A esta pésima situación debe sumarse las negativas consecuencias económicas de la pandemia que ya planean sobre Europa y a escala global. El Banco Mundial ha alertado de que más de 88 millones de personas han caído en la pobreza extrema este año 2020, al tiempo que el PIB global disminuía hasta finalizar el año con un déficit del 4,36%. El impacto económico se traducirá en un aumento del paro y mayores tensiones sobre los Estados del bienestar de cada país, una disminución de las remesas enviadas por la población migrante y un mayor endeudamiento de los países menos desarrollados. Este contexto hace previsible una reducción de las ayudas a la población refugiada y un endurecimiento de las medidas de acogida.
Racismo e intolerancia
Esta presión económica puede traducirse en una mayor estigmatización de la población extranjera y la adopción de una retórica racista y proteccionista, una corriente ya extendida en Occidente a lo largo de estos últimos años. Sin ningún tipo de base científica, la población refugiada y migrante es, a menudo, relacionada con la covid-19 o identificados como portadores de enfermedades de forma más general. Al tiempo que la mayor vulnerabilidad de la población y las repercusiones económicas de la crisis sanitaria allanan el camino para movimientos populistas y reaccionarios.

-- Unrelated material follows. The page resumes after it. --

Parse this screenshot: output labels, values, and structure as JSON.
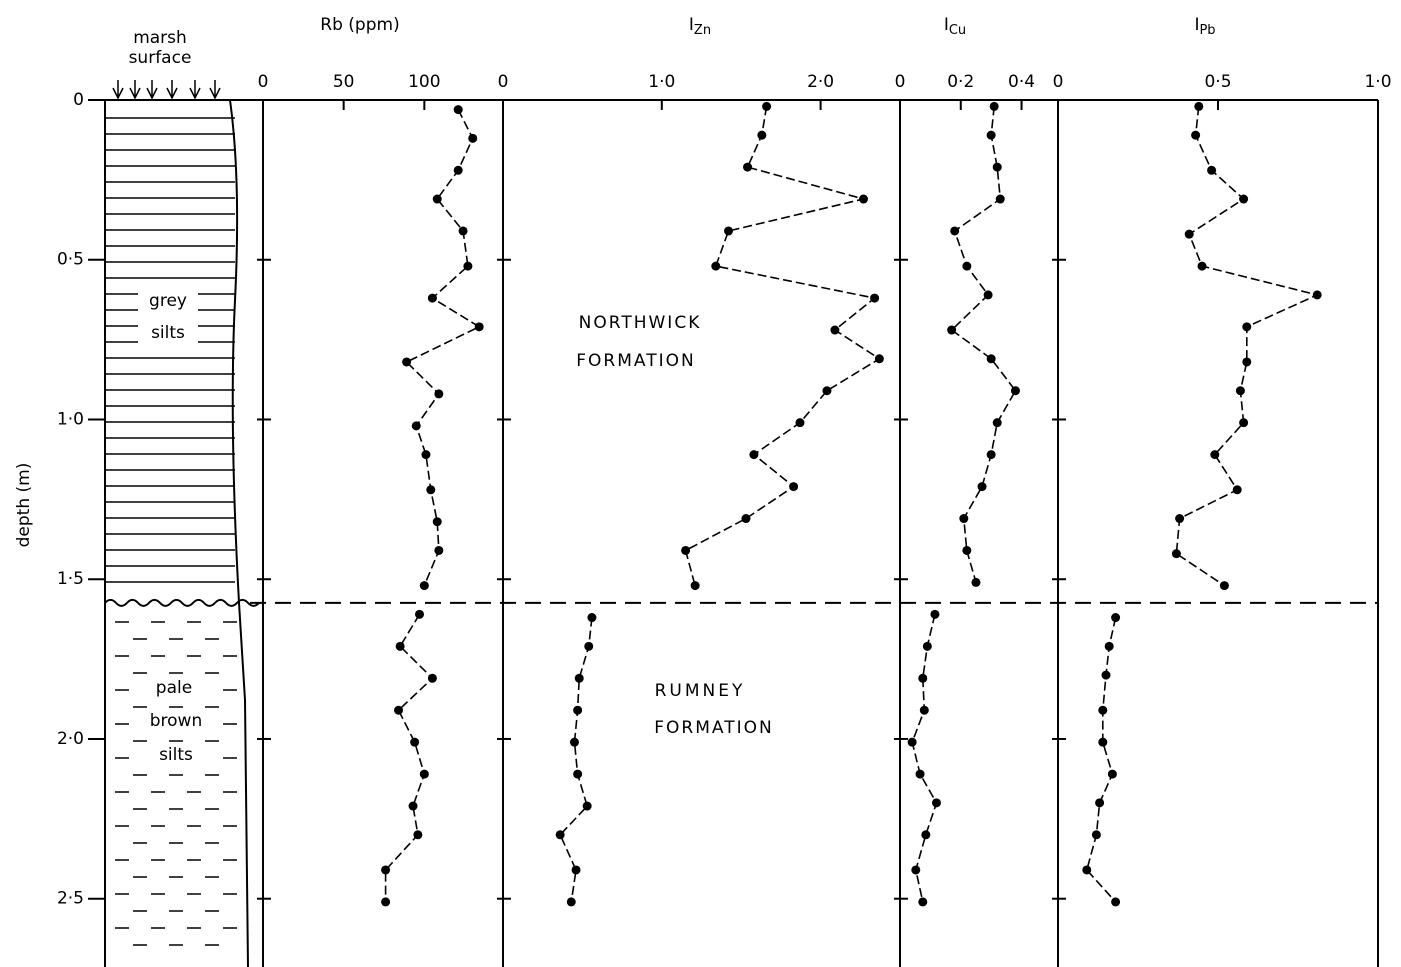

En esta línea, el último informe publicado por el Observatorio Español del Racismo y Xenofobia (OBERAXE) sobre el discurso de odio en las redes, por ejemplo, recogía un aumento de la islamofobia del 11,4%, ascendiendo hasta el 19% de todos los casos de discurso de odio analizados en España (de un total de casi 500 casos recogidos). A esta cifra debe sumársele un 23,6% de casos dirigidos contra la población migrante en general.
En definitiva, y recurriendo a las declaraciones de Michelle Bachelet, Alta comisionada de la ONU para los derechos humanos:
“El coronavirus también pondrá a prueba, sin duda, nuestros principios, valores y humanidad compartida”.